I left Iran in 1980 with my mother to go to India to continue my education after my school closed down. My mother was meant to settle me in and return but stayed when things got worse. After a few months, my father and 3 year old sister joined us. I was 13.
Things were changing quickly in Iran after the Islamists took over and crushed the hopes and dreams of the Iranian revolution. I can still remember the ongoing executions on TV, the bodies of women being blacked out with markers on magazine covers, Islamists coming to my school to segregate the boys from girls in the playground whilst we ran circles around them, and the dirty looks I got from hezbollah-types for not being veiled (it hadn’t been made compulsory yet).
The day I left with my mother was not meant to be the last time I ever saw Iran, or my grandmother, or some of my closest family and friends. If I had known I would never be able to return, I would have paid more attention to the little details. I would have hugged my grandmother more closely. When she died, we could not even return for her funeral.
In May 1983, my mother, sister and I arrived in New York, three days before my 17th birthday (via India and Britain where we were not given residency). The immigration officer confiscated our passports at the airport but let us in temporarily. What a relief to see my father again; he had come earlier to prepare for our arrival.
I’ll never forget the day we got to our new home.

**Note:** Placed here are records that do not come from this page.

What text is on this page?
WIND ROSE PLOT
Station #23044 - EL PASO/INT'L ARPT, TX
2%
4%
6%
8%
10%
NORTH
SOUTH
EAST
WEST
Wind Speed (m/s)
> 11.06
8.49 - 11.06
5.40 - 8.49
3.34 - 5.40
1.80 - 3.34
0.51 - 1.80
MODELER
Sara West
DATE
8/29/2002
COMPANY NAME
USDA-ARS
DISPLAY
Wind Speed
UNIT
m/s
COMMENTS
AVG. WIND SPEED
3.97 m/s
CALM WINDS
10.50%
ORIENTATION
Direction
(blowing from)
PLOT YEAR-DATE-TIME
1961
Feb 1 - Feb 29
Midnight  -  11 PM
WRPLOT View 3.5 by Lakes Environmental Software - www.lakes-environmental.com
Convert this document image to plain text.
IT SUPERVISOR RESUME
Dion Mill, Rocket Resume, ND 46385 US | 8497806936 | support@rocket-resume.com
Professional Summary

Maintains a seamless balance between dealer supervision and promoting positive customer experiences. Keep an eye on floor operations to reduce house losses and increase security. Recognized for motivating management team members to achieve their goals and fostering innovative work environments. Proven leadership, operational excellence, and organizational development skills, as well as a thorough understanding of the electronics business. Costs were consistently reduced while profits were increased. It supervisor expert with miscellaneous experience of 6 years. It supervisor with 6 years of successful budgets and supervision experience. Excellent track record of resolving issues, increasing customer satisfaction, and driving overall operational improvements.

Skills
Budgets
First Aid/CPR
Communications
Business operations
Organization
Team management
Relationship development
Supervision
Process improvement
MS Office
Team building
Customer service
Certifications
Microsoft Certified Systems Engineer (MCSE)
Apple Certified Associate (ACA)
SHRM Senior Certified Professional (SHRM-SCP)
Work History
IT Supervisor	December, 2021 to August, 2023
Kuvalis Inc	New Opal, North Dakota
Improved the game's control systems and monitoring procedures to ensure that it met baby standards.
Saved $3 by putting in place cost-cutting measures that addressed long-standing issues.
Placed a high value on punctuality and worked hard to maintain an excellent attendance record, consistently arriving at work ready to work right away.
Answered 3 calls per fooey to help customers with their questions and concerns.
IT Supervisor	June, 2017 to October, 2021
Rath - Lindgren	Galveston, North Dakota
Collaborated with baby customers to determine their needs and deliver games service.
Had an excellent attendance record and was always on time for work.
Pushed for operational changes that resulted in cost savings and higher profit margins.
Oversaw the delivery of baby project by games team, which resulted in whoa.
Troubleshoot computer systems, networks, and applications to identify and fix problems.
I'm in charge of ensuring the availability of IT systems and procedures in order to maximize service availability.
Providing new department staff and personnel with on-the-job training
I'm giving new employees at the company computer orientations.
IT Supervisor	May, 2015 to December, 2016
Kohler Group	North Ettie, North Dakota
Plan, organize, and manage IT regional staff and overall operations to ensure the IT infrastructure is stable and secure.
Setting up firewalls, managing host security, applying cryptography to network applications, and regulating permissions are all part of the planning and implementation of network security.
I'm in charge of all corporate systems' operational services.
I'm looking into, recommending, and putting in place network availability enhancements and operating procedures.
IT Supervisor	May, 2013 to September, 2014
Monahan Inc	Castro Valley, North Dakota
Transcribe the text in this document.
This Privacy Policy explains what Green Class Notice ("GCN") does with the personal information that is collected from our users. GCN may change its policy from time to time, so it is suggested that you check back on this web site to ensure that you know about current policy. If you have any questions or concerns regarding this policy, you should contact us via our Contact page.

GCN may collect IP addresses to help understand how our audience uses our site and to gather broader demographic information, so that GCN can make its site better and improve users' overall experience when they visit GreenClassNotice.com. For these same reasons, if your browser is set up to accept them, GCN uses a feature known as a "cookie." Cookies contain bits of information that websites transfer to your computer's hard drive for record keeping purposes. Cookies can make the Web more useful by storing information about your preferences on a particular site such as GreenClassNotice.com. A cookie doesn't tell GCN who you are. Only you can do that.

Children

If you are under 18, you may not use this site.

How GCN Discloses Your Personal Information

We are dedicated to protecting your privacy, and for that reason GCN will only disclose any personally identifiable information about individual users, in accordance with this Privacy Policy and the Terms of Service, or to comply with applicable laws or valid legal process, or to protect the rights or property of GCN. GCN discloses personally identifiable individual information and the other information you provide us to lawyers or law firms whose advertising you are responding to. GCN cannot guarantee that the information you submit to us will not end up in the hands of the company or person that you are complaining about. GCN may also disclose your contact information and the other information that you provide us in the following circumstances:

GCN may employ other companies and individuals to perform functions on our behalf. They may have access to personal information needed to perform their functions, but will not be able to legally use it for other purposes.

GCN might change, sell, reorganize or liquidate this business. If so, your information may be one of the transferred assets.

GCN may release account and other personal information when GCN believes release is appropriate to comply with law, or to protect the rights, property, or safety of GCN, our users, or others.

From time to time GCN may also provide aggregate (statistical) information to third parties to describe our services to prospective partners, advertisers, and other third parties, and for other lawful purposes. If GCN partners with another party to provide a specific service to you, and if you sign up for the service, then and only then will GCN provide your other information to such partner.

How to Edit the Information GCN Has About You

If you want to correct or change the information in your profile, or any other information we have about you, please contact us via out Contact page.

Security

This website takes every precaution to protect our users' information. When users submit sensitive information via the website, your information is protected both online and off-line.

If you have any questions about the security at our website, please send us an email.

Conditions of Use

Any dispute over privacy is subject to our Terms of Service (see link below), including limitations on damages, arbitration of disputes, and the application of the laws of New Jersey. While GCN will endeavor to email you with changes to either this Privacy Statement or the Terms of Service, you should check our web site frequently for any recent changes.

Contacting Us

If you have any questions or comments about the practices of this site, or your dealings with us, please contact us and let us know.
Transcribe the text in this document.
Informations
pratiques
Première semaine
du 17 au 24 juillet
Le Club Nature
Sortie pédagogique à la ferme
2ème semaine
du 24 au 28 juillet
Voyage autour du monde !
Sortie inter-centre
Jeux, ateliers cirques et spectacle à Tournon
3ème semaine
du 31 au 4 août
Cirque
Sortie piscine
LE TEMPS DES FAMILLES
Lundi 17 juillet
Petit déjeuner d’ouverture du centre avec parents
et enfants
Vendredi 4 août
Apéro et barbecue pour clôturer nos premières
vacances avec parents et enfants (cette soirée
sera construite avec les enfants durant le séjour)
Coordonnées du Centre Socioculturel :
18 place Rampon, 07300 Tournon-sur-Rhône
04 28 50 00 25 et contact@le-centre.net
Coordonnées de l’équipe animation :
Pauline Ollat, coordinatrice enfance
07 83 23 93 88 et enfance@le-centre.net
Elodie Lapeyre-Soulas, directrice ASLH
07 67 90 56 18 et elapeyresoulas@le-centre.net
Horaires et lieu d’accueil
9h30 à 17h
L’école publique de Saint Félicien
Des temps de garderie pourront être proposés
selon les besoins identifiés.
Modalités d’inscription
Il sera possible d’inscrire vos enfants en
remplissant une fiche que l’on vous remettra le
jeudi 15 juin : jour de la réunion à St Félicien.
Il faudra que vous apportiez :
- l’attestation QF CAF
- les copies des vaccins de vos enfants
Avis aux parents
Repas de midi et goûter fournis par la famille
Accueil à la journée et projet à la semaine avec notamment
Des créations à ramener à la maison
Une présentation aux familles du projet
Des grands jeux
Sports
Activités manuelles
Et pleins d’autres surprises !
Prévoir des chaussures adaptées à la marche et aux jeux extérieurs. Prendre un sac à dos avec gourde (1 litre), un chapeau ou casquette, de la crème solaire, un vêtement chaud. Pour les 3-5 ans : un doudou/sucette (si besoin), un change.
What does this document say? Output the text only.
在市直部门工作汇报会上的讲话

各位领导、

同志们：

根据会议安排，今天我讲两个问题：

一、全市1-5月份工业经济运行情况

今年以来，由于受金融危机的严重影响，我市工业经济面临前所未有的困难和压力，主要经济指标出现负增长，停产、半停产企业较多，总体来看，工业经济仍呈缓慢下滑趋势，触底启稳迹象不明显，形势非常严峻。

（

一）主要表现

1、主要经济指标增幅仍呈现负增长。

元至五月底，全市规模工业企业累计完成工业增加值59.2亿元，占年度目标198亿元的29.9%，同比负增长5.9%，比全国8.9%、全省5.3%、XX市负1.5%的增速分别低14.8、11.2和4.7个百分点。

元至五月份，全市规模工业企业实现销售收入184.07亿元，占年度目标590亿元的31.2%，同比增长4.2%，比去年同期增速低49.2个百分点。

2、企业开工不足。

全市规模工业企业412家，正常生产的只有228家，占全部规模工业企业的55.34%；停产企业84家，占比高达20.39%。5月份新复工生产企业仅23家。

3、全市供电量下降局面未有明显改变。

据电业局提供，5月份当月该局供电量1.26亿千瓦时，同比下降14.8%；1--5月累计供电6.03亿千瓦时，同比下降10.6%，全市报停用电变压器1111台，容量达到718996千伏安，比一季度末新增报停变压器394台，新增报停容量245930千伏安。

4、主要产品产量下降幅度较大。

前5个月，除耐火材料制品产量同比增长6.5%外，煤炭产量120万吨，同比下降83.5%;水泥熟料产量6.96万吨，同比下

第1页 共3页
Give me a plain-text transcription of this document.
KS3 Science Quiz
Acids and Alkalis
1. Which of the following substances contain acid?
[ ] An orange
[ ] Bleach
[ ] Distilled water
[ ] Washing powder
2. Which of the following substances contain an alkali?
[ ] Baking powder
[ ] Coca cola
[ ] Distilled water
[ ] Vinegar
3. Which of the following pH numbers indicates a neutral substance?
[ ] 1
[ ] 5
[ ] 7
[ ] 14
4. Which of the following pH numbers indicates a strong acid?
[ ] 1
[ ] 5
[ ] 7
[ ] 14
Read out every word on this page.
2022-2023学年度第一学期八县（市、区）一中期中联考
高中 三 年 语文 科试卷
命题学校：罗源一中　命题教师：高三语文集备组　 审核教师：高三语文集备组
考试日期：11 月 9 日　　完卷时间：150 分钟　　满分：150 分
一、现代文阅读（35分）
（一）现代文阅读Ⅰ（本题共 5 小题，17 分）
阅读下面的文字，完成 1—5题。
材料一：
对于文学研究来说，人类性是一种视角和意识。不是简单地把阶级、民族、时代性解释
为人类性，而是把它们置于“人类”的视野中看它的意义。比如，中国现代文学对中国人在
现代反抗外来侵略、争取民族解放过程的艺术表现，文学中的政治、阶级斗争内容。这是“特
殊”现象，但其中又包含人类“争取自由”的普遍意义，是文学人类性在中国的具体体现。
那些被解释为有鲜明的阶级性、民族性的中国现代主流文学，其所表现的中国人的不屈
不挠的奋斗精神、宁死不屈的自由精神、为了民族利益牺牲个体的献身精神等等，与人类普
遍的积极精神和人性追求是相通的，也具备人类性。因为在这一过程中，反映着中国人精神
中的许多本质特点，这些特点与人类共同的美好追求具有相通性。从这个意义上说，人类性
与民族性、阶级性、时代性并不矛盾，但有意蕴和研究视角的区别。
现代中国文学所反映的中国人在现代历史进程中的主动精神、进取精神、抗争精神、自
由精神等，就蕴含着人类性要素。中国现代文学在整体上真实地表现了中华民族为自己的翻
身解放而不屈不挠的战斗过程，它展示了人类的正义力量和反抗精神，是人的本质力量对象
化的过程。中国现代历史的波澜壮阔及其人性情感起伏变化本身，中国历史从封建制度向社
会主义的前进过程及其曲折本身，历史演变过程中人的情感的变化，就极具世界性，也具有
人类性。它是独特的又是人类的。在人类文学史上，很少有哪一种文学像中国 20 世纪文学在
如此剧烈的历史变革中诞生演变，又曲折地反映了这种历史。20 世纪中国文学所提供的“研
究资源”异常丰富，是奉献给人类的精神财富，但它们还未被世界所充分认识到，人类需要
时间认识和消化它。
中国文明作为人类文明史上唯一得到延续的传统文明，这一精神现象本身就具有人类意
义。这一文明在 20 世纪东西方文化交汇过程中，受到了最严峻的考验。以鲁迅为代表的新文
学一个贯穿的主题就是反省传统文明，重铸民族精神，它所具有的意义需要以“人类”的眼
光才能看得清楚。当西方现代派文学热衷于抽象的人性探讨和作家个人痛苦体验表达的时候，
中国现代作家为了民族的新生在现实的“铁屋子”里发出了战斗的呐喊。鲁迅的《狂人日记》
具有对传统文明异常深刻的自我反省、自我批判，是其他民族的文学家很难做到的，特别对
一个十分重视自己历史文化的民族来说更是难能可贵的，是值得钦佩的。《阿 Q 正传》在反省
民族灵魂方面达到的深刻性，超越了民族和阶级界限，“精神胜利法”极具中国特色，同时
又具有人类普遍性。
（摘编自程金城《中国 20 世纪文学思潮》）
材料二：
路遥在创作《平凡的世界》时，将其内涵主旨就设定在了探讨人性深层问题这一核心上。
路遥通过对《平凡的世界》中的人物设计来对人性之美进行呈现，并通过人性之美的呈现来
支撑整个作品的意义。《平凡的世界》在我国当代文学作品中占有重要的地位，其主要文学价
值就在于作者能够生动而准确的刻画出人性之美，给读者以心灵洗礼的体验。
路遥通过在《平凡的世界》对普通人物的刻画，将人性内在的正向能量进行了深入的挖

It was early morning when we arrived at our flat – or at least that is how I remember it. There were mattresses on the floor and a TV in the living room – that’s it. My father took us to Pathmark, a supermarket near us, where we gawked at how big it was and that it was open 24 hours a day.
From that day on, my parents worked hard – starting from scratch; sometimes treated so unfairly. I joined university, whilst working part-time, and my little sister started school. It was difficult for the first few years, especially for my parents. But we were one of the lucky ones. Our family was given a lifeline when we were granted US residency and later citizenship – that piece of “paper”, which is often a matter of life and death, and the difference between being labelled legal and “illegal”.
I can’t help but remember those years we moved around trying to find a place to call home when I see Iranians and refugees being turned back at the US border due to Trump’s Executive Orders. The insecurity and fear still returns whenever I cross a border where I often have to remind myself that my papers are in order.
I moved to Britain in 2000 where I now live and campaign for human rights, secularism and freedom of expression and belief. My retired parents still live in Yonkers, New York in the same flat; my sister teaches at a Yonkers public school.
Though I have lived outside of Iran more than inside it, it is still a part of who I am. But so is Britain where I now live and so is the US where I feel just as much at home when I return to visit my parents and sister.
Home for me is definitely where one lives and loves and struggles.
In this day and age, migrants and refugees are often criminalised and dehumanised, and deemed “different” but the only real difference is that piece of paper. Move beyond it and we meet where our common humanity resides.